Demand thresholds and time to pay

Another recommendation is that there be an increase in thresholds for creditors being able to issue a statutory demand from $2,000 to $5,000, with 45 days to respond. The empirical evidence upon which the Ombudsman recommends this would be interesting to see.

ASIC and proportionality

Complaints against liquidators are to be investigated properly, again, it is assumed, with ASIC adopting the same proportionate approach.


The Ombudsman says it should act as concierge to businesses undergoing financial and other difficulties, modelled on the Small Business Tax Concierge service. Some, or many, may query the expertise of the Ombudsman to do that.

Safer harbour

The Ombudsman acknowledges the lack of knowledge of small business owners in closing their business – little things like employee leave entitlements, superannuation payments and probably general taxes as well.

Alarmingly, the Ombudsman reports that business owners ‘do not normally check to see if an adviser is regulated, or … even illegal’; which makes one wonder how they have run their business. The Ombudsman notes that there are many unregulated business advisers with a profit motive as their primary interest; and no doubt many who are regulated as well.

The Ombudsman says that many businesses will not survive the current COVID arrangements, or they will reopen while technically insolvent, saying with some understatement that

‘it is likely that we will see some owners abandoning their businesses’.

Therefore, the Ombudsman seems to say, the safe harbour laws should be extended by 12 months.

Voluntary administration

Where a business enters administration, small businesses will be able to create a proposal to be lodged with a registered liquidator on how to deal with the assets and liabilities of their business.

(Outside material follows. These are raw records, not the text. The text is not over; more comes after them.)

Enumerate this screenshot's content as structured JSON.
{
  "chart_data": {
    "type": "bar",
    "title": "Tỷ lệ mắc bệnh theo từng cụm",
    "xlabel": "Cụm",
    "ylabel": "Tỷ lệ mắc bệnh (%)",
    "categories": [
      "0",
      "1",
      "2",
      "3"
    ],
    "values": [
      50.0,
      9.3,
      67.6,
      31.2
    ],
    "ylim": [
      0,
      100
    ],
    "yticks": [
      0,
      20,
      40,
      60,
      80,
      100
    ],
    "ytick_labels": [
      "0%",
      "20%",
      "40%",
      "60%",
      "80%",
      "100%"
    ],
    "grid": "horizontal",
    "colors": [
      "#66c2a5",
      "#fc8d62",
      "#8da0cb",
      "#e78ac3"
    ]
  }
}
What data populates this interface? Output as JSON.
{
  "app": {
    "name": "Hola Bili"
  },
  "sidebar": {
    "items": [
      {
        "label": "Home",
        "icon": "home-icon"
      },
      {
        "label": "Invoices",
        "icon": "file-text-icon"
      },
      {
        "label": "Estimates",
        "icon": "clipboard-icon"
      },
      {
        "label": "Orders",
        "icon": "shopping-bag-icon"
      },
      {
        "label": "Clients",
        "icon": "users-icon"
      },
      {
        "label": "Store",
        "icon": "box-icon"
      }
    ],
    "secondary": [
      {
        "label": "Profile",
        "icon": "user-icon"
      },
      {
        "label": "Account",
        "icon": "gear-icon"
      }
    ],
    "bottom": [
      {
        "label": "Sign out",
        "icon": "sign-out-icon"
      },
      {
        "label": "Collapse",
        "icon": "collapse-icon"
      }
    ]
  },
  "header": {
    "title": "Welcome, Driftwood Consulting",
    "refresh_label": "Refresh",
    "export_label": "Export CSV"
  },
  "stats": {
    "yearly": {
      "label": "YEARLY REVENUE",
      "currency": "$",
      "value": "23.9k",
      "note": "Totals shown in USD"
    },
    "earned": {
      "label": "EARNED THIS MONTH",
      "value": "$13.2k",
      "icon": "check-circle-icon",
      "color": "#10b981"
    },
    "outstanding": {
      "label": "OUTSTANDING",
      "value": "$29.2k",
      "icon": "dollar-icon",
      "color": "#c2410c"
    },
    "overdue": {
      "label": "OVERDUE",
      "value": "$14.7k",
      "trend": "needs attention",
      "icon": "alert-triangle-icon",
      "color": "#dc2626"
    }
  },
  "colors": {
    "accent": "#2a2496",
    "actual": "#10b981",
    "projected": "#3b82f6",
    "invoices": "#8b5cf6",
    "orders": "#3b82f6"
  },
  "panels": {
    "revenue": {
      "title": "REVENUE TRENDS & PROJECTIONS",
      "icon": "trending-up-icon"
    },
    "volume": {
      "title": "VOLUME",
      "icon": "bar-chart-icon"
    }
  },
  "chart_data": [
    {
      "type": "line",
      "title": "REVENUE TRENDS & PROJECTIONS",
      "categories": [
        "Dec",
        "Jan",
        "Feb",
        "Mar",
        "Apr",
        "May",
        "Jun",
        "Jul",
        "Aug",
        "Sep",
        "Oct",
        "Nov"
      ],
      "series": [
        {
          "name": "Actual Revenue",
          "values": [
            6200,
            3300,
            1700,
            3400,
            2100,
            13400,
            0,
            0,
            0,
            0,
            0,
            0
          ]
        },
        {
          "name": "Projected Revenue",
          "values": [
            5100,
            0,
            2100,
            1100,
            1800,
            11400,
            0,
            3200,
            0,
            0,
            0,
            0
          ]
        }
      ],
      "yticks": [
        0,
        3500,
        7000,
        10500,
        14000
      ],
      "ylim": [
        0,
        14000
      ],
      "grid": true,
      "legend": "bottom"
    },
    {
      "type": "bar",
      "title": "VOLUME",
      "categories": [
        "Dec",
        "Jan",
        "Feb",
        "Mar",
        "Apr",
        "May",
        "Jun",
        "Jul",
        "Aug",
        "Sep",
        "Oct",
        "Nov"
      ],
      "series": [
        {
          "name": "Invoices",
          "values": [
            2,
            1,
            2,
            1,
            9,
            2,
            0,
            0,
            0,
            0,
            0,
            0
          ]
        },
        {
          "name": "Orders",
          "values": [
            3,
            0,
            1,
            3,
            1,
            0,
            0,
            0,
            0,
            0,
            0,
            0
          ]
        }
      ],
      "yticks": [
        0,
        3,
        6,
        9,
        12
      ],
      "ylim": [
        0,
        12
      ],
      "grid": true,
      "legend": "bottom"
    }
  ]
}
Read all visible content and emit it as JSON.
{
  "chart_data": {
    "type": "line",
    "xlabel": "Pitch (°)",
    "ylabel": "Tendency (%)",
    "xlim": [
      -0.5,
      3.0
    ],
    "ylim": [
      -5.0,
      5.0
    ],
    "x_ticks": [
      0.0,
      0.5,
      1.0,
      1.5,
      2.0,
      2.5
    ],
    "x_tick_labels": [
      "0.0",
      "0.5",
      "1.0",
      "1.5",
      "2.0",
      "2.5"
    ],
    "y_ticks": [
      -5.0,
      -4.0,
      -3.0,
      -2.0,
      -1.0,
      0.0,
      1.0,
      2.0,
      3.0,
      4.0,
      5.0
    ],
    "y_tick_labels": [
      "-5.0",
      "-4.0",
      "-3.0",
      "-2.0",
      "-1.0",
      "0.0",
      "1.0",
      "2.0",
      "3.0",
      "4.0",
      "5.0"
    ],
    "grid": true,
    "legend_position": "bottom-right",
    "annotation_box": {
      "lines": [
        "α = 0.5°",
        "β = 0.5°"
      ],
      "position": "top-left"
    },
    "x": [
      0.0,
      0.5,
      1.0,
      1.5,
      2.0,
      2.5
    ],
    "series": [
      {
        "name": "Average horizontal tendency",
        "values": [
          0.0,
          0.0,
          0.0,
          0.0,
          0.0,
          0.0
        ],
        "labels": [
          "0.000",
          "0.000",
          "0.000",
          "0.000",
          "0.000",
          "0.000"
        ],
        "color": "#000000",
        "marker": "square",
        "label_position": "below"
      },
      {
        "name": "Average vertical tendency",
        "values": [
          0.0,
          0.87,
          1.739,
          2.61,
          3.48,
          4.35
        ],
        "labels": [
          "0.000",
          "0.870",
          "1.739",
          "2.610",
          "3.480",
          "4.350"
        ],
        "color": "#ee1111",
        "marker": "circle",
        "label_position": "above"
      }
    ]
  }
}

ASIC will monitor the actions of the liquidator – and no doubt the actions of the owner, and creditors and other advisers. ASIC will also assess remuneration reports for the $5000 against the expected net benefit to all creditors, which may even be more than the 1c/$ presently paid.


Small business insolvencies are receiving attention internationally in view of the commonality of the difficulties they present. Options include a combined regime for personal and corporate liabilities; streamlined default insolvency processes subject to any creditor or regulator intervention; the need for the state to address assetless insolvencies; and the extent to which an insolvency practitioner is required at all.

As to assetless estates, Professor Jason Harris and I have also suggested a ‘triage’ arrangement, like that suggested by the Ombudsman, but with a government liquidator handling the task. See Managing the insolvency curve – a new government role is needed?

None of these ideas are mentioned by the Ombudsman, nor the Australian government’s rejection of the useful business Productivity Commission recommendations for small business liquidations in 2015.

Ideas raised by the Ombudsman in other parts of the Recovery Plan may be useful.